« Quelques minutes après minuit », un conte mortel
Avec « Quelques minutes après minuit », Juan Antonio Bayona signe une oeuvre singulière
Le héros de Quelques minutes après minuit de Juan Antonio Bayona n’a pas une vie facile entre sa mère atteinte d’une grave maladie (Felicity Jones), sa grand-mère rébarbative (Sigourney Weaver) et les gros durs du collège. Le réalisateur de L’Orphelinat (2007) et The Impossible (2012) porte à l’écran le magnifique livre de Patrick Ness et Jim Kay, édité par Folio Junior, en plaçant un gamin de 12 ans (incarné par le vibrant Lewis MacDougall) au centre de l’action.
Mi-homme, mi-arbre
Le bambin reçoit la visite d’un monstre géant, mi-homme mi-arbre, l’aidant à faire le point sur sa vie dans ces circonstances difficiles. « La fiction rend la réalité supportable et permet de mieux la comprendre », explique le cinéaste à 20 Minutes. On prend fait et cause pour ce héros solitaire qui voit sa mère s’étioler sans pouvoir la secourir. La créature inquiétante est seule à comprendre ses épreuves et n’hésite pas à le secouer pour lui permettre de les surmonter. « Son travail de deuil est d’autant plus douloureux que sa mère n’est pas encore morte, insiste Juan Antonio Bayona.
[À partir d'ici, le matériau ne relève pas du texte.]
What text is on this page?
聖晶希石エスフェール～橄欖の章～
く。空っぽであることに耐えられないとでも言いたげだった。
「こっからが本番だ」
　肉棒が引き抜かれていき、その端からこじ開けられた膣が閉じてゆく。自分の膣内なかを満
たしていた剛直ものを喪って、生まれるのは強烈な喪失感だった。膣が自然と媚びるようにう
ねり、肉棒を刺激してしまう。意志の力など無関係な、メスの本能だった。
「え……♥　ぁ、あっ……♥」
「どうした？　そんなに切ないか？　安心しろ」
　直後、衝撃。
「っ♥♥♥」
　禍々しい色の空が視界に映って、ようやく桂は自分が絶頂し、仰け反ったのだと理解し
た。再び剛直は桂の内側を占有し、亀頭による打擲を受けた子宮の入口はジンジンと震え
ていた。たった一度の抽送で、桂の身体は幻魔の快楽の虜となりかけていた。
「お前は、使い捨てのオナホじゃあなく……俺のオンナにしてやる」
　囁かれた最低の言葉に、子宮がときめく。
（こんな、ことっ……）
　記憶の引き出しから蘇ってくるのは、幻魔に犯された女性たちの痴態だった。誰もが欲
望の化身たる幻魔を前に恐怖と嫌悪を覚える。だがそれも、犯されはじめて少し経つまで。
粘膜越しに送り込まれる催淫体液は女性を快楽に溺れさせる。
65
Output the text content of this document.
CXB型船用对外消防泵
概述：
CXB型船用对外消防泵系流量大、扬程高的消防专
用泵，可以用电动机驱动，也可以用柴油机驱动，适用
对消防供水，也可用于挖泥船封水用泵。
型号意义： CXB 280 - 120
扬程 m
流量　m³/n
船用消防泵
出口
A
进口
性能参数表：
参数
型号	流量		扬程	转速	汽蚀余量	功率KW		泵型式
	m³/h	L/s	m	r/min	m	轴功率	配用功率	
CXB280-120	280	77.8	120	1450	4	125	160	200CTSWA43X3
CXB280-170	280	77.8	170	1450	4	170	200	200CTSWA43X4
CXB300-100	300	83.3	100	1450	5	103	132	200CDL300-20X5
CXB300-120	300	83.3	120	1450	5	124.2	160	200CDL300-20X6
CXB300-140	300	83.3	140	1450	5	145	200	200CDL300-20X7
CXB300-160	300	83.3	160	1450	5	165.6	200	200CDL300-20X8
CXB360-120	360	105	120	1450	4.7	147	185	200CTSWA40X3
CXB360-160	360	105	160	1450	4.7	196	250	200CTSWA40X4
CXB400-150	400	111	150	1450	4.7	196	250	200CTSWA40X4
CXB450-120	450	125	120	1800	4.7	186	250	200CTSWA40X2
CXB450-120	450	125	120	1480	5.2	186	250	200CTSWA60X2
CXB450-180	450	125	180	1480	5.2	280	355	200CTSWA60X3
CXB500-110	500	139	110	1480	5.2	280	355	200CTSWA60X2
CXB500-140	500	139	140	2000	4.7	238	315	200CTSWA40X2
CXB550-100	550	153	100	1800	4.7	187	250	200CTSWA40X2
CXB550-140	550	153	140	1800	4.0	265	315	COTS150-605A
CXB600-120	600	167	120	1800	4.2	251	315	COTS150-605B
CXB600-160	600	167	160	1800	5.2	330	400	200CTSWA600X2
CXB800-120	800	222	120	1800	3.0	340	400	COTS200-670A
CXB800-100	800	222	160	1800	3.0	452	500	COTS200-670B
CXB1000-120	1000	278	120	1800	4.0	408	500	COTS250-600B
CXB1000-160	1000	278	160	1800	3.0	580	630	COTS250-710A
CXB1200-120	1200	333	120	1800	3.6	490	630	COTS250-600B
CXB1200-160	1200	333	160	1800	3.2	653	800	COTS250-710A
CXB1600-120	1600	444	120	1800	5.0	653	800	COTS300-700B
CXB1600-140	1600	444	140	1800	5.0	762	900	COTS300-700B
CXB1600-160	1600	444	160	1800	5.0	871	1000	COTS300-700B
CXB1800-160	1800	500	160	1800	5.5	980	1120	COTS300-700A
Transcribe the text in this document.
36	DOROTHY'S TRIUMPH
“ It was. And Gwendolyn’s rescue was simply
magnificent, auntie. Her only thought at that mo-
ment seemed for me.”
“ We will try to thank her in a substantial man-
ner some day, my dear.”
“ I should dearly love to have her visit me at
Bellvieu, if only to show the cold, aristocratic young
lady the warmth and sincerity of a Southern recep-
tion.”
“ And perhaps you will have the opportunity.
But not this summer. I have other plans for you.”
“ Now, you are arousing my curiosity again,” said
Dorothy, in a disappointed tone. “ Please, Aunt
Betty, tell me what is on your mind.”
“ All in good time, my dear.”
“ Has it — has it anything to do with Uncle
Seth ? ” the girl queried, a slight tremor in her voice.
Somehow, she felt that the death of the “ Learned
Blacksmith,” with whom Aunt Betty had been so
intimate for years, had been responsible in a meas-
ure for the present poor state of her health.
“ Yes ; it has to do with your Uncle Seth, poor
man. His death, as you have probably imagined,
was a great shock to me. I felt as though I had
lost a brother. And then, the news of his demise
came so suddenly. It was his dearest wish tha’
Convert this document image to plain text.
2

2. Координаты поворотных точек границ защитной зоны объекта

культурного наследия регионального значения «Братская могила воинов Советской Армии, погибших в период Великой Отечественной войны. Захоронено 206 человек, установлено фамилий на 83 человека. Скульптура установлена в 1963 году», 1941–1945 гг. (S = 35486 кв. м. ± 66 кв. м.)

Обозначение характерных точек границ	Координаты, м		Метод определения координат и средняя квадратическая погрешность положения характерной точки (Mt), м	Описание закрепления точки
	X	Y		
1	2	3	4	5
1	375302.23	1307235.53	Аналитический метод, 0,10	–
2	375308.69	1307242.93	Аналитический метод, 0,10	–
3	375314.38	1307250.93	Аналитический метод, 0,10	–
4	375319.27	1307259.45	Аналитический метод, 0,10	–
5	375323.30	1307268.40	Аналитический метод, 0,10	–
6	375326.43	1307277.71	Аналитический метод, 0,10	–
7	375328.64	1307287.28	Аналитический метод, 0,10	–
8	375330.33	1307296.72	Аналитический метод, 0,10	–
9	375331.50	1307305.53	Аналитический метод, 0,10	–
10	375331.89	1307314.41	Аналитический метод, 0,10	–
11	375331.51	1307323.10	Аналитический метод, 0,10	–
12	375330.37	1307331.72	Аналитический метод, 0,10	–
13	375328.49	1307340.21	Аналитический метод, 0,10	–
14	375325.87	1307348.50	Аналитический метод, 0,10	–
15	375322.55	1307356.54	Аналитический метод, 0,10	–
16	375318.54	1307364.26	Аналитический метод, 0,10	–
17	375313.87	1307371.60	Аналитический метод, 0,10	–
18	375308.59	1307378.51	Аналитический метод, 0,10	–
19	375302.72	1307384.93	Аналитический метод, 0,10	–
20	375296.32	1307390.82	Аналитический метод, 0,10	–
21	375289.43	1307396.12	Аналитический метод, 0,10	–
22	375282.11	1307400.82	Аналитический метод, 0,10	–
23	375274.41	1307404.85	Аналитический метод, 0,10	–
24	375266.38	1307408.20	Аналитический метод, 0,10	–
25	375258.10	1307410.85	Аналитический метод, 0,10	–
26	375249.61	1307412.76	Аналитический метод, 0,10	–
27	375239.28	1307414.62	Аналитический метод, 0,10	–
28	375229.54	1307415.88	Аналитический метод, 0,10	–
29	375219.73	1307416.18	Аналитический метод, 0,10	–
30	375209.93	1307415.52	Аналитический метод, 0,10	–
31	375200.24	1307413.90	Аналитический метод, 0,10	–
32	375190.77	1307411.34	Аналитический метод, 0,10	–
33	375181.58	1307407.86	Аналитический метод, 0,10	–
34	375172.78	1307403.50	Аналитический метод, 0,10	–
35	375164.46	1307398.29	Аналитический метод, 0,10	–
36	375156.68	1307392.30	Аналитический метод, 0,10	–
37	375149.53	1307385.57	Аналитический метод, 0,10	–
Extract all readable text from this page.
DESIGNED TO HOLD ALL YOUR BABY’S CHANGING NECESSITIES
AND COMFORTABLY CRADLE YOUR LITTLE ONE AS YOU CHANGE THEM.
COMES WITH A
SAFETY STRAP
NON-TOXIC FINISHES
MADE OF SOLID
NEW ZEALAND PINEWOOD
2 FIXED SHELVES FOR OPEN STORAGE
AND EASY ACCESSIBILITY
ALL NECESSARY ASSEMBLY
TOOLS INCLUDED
Il va devoir admettre l’une des choses les plus dures au monde : à savoir que le monde n’est pas noir ou blanc, mais tout en nuances. » Liam Neeson prête sa gestuelle (et sa voix en anglais) à cet être sylvestre tantôt inquiétant, tantôt complice. « Nous avons mélangé les techniques, informatiques et prises de vues réelles, pour que la créature prenne réellement corps », précise le réalisateur. Le monstre est l’incarnation de tous les soucis d’un môme que les circonstances contraignent à grandir trop vite. « C’est de ce passage express vers l’âge adulte que parle Quelques minutes avant minuit. Même si je n’ai jamais connu de circonstances aussi dramatiques dans ma vie, je me sens proche de lui parce que j’étais un enfant introverti », précise Juan Antonio Bayona. A la fois mélo, film d’horreur et chronique familiale, cette oeuvre ne rentre vraiment dans aucune case. Ce conte cruel envoûte par sa façon d’évoquer des sujets graves avec un sens rare de la poésie macabre. Il n’est pas inutile de prévoir des mouchoirs en papier avant la séance.